TUTTO ZAGOR # 166

Por José Ricardo do Socorro Lima
Data: 1 dezembro, 2007


Título: TUTTO ZAGOR # 166 (Sergio
Bonelli Editore
) – Revista mensal

Autores: Décio Canzo (roteiro) e Pini Segna (desenhos).

Preço: 2700 liras

Número de páginas: 96

Data de lançamento: Março de 1995

Sinopse: Tragédias e fatos inexplicáveis mudam a vida da tranqüila cidadezinha de Wheeling. Morrem o xerife Brady e um empregado do banco local, enquanto dinheiro e outros objetos parecem “voar” sozinhos. A presença do professor Verybad num forte vizinho faz Zagor pensar que o cientista tenha uma idéia do que está acontecendo.
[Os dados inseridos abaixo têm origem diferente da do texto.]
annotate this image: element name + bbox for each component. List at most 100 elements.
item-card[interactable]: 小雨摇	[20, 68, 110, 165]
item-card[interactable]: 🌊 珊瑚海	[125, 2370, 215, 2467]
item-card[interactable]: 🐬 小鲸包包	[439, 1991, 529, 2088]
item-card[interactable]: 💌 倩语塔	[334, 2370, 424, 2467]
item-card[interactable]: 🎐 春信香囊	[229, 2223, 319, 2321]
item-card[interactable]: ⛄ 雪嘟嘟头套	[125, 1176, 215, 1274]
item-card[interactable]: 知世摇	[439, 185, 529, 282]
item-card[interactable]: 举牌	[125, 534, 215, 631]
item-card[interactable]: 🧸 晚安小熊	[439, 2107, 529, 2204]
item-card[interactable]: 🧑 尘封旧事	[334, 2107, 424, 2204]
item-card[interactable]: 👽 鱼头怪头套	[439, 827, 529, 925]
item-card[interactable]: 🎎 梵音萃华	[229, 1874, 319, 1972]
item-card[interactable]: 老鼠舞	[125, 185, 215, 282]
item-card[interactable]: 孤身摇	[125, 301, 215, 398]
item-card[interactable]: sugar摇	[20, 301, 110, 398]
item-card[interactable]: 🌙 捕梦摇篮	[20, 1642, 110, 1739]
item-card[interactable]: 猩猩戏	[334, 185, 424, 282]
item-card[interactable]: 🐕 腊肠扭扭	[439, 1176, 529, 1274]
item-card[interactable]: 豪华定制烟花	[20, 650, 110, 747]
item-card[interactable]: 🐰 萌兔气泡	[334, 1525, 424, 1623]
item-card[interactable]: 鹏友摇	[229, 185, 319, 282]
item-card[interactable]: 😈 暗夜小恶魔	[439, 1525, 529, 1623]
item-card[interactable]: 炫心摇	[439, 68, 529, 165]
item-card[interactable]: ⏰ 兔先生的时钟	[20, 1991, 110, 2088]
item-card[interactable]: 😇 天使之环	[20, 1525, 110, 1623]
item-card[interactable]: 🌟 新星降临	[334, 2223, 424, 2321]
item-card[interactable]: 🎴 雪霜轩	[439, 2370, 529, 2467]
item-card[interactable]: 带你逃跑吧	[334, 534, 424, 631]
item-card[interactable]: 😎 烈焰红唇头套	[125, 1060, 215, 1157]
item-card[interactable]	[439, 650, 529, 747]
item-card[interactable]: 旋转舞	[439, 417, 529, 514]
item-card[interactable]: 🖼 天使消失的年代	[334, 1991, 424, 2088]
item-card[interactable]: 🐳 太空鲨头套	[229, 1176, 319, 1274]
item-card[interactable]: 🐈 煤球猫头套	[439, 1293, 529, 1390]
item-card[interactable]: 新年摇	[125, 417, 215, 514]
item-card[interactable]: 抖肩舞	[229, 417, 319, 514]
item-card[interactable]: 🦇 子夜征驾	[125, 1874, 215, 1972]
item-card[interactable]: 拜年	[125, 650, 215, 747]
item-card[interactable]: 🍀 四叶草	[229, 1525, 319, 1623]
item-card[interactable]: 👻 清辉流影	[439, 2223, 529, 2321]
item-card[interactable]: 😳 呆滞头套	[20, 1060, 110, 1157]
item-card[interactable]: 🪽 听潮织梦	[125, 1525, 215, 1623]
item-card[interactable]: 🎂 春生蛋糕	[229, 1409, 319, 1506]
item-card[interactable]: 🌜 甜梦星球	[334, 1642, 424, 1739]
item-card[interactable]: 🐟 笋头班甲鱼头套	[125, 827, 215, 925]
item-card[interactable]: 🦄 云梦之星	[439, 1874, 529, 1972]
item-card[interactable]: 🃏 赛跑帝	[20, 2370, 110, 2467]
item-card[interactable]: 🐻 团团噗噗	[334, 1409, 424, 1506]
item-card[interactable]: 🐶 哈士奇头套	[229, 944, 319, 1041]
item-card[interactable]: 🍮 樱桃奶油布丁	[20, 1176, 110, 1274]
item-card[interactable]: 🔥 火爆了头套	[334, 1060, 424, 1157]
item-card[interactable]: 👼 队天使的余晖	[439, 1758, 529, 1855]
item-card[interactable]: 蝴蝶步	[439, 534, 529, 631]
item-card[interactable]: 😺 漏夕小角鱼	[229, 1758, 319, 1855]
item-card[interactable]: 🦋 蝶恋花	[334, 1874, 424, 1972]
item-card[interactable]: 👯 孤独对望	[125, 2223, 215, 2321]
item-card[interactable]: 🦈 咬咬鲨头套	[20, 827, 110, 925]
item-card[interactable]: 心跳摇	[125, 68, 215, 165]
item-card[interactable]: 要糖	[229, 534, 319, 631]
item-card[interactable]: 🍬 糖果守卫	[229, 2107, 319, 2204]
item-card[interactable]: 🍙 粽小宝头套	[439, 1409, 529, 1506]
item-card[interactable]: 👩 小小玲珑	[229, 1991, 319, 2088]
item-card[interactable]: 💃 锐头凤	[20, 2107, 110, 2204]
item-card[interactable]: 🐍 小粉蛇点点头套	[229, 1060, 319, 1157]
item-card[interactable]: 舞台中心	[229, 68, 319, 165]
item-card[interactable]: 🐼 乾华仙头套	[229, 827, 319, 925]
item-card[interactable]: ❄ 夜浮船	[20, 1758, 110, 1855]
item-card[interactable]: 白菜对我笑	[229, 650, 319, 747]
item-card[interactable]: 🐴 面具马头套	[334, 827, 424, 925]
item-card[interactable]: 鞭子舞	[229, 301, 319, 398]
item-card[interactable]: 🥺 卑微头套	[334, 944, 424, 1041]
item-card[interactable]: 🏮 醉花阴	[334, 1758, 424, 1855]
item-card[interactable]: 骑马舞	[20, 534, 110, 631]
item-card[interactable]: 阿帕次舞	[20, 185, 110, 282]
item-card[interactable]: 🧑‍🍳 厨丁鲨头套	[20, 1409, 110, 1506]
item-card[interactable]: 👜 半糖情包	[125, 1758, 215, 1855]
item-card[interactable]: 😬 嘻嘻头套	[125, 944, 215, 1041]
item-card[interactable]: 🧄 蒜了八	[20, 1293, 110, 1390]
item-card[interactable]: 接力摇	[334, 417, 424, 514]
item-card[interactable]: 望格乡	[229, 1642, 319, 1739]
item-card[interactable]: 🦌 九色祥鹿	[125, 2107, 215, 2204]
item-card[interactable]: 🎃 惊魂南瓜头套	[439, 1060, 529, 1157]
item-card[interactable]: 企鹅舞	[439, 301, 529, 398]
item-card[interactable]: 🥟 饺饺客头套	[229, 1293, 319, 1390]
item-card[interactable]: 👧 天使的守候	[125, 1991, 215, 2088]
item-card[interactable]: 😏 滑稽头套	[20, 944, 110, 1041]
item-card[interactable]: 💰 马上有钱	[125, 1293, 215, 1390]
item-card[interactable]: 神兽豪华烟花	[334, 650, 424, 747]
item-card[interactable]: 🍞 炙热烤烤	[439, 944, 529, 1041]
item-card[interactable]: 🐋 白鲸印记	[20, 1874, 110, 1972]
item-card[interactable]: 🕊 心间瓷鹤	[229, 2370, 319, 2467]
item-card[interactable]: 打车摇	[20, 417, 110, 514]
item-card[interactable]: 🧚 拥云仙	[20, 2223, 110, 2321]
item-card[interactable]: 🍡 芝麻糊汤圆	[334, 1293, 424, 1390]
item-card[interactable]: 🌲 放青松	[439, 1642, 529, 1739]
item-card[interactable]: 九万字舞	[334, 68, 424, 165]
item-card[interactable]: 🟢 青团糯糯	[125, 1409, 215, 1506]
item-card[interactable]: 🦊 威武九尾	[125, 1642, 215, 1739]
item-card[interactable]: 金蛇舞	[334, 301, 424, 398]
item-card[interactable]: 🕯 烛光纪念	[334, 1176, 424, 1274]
Continuando a aventura iniciada no número anterior, Zagor e Chico vêem-se às voltas com um homem invisível, que, na verdade, se revela como Jim Kelly, um perigoso bandido que tomou o soro da invisibilidade, criado pelo aloprado professor Verybad.

Graças a um estratagema, Zagor derrota o meliante, mas nem todos apreciam o seu gesto seguinte. Com efeito, após saber que os militares americanos pretendem usar o soro para levar vantagem nas guerras, o herói, num acesso de fúria, destrói todo o laboratório de Verybad, e faz os militares saírem em seu encalço.

A aventura termina no número seguinte, com Zagor e Chico caindo nas garras de um novo homem invisível, cuja identidade será uma surpresa para todos.

Positivo/Negativo: Esta história, publicada no Brasil, nos números # 61 e # 62 da Record é uma das mais fracas de toda a série.

De início, registre-se que os desenhos de Pini Segna não se adaptam ao universo do personagem, pois têm um traço muito grosso, semelhante ao de Francesco Gamba.

A armadilha feita por Zagor para prender o bandido resulta na morte de três militares. Ora, se todos sabem que o vilão era invisível, nada mais óbvio que ele atacasse sem ser visto. E é o que realmente ocorre.

Para piorar essa seqüência, Jim Kelly, após matar os militares que guiavam a carroça na qual se supunha haver ouro, abre-a com seu revólver na mão.

Já lá dentro, a arma some misteriosamente. Essa foi a solução encontrada pelo roteirista para que Zagor não levasse um tiro, pois o Espírito da Machadinha estava escondido no interior da carroça.

De volta ao Forte Jericó, Zagor tem um fugaz encontro com a bela Nancy Hudson, filha do comandante do lugar.

É digno de nota registrar que Zagor, ao contrário de Tex, se interessa pelo sexo oposto, embora isso seja bem discreto e só ocorra esporadicamente.

Por fim, durante seu ato de fúria, ao destruir o laboratório do professor, Zagor parece esquecer que está em instalações militares, regularmente constituídas. Nesse momento, os fins justificaram os meios e valeu tudo para que ninguém mais pusesse as mãos no soro.